Lainie Friedman Ross is an American physician and bioethicist who works at the University of Rochester as Dean's Professor and inaugural Chair, Department of Health Humanities and Bioethics.

==Early life==
Lainie Friedman Ross is a 1982 graduate of Princeton University where she graduated from the Woodrow Wilson School of Public and International Affairs. She has a medical degree from the University of Pennsylvania, and she also obtained an M.Phil and a PhD in philosophy from Yale University.

==Career==
Currently she is a fellow of the American Academy of Pediatrics where she serves on various committees. She also serves as a member of the United Network for Organ Sharing and National Institutes of Health and have over 60 peer-reviewed articles. Besides articles she also published two books called Children, Families and Health Care Decision Making and Children in Medical Research: Access Versus Protection both of which were published by Oxford University Press in 1998 and 2006 respectively. Aside from being an author, she is also an editor of various peer-reviewed journals including Theoretical Medicine and Bioethics, the Journal of Clinical Ethics and Perspectives in Biology and Medicine among others.

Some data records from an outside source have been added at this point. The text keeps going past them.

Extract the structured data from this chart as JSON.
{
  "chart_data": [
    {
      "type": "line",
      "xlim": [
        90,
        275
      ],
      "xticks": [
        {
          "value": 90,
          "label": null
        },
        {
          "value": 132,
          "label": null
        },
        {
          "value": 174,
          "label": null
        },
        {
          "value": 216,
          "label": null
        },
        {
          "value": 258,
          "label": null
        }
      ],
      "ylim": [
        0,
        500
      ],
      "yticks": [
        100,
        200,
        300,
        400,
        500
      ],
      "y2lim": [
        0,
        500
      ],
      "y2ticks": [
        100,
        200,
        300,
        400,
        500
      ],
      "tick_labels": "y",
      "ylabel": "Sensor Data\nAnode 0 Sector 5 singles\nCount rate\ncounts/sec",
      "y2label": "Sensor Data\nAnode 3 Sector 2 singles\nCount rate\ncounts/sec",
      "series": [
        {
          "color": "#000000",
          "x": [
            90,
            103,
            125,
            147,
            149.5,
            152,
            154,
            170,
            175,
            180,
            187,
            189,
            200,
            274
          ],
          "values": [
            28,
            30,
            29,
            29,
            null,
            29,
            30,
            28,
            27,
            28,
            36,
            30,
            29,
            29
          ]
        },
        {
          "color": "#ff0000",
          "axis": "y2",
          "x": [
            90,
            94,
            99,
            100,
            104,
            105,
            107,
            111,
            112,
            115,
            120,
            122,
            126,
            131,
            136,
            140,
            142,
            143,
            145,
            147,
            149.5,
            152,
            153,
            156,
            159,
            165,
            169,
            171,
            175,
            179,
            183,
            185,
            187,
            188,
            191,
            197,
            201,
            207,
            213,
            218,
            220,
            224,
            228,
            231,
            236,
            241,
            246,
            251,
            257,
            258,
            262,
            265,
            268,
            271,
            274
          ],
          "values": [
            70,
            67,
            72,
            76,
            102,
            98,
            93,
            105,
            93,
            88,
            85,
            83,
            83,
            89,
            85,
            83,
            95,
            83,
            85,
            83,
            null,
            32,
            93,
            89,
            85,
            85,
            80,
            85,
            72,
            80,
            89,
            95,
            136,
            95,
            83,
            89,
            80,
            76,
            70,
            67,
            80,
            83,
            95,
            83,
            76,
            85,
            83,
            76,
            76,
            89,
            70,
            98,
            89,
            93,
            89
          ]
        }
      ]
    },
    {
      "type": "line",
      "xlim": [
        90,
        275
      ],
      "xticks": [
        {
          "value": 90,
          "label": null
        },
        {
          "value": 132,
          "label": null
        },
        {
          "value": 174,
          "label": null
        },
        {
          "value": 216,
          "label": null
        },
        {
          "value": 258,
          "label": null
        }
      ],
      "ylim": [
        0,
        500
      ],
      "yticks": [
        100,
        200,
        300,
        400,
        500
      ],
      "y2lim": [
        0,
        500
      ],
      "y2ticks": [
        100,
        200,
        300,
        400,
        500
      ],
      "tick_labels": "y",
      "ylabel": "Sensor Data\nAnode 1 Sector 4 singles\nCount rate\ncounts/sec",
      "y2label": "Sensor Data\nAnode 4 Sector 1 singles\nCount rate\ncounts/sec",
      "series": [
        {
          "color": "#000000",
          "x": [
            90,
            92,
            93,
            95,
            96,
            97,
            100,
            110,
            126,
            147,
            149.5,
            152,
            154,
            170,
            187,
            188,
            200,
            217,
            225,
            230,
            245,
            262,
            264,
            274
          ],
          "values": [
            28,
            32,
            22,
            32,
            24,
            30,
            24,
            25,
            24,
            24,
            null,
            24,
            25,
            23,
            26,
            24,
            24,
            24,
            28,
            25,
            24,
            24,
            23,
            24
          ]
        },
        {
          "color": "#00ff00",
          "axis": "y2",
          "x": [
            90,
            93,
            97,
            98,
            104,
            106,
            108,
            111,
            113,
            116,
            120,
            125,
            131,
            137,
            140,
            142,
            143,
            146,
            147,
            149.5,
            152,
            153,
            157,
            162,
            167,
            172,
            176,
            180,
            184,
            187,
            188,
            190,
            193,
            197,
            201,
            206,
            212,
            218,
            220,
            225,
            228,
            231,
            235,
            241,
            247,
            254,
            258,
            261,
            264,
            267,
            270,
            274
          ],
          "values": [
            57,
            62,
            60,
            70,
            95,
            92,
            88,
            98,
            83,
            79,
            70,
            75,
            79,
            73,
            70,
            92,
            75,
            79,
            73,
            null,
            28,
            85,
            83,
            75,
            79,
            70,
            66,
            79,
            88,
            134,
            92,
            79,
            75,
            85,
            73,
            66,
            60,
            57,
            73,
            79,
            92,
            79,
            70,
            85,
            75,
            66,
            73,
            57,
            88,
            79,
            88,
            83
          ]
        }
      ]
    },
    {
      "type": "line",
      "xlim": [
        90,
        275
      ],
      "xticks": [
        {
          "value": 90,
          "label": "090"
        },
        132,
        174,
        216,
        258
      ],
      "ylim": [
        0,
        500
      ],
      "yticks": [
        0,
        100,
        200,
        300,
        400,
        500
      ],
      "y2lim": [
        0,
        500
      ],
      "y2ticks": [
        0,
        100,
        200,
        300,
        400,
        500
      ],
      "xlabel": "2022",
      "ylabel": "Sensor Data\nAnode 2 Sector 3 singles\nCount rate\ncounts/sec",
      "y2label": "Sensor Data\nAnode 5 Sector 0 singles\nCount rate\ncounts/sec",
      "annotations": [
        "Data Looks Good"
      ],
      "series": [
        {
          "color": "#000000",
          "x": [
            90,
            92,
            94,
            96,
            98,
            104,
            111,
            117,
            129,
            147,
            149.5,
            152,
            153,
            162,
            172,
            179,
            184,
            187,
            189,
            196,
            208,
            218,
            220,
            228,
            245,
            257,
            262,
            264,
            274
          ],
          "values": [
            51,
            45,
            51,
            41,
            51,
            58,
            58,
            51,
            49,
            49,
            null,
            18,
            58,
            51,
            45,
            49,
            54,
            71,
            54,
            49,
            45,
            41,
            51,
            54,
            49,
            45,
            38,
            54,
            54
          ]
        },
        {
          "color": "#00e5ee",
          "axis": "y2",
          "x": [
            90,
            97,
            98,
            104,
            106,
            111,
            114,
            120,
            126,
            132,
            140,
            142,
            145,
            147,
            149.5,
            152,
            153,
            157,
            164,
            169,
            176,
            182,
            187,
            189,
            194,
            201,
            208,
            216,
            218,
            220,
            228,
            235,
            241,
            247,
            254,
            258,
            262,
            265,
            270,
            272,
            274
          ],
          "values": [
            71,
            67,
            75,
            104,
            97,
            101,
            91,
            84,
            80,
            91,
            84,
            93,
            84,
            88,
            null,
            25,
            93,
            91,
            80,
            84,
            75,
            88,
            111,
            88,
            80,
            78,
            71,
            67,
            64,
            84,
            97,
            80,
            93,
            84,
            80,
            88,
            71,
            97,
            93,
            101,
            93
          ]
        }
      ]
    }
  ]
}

Ross is the Carolyn and Matthew Bucksbaum Professor of Clinical Medical Ethics; Professor, Departments of Pediatrics, Medicine, Surgery and the College; and Associate Director of the MacLean Center for Clinical Medical Ethics. Ross has published two books on pediatric ethics: Children, Families and Health Care Decision Making (Oxford University Press, 1998) and Children in Medical Research: Access versus Protection (Oxford University Press, 2006) and has co-authored two books with Robert M. Veatch (Transplantation Ethics, 2nd edition, Georgetown University Press, 2015; and Defining Death: The Case for Choice, Georgetown University Press, 2016). Ross has also published over 100 articles in peer-reviewed journals in the areas of pediatric ethics, transplantation ethics, research ethics and genetics and ethics. Ross was a 2014 recipient of a John Simon Guggenheim Memorial Foundation Fellowship and the 2015 recipient of the William Bartholome Award in Ethical Excellence from the American Academy of Pediatrics. She currently serve on the National Institutes of Health Recombinant DNA Advisory Committee (RAC), the National Institutes of Health study section of Societal and Ethical Issues in Research (SEIR), and a National Academies of Sciences, Engineering, and Medicine's Committee on Issues in Organ Donor Intervention Research. She proposed the Constrained Parental Autonomy model for surrogate decision making in pediatrics.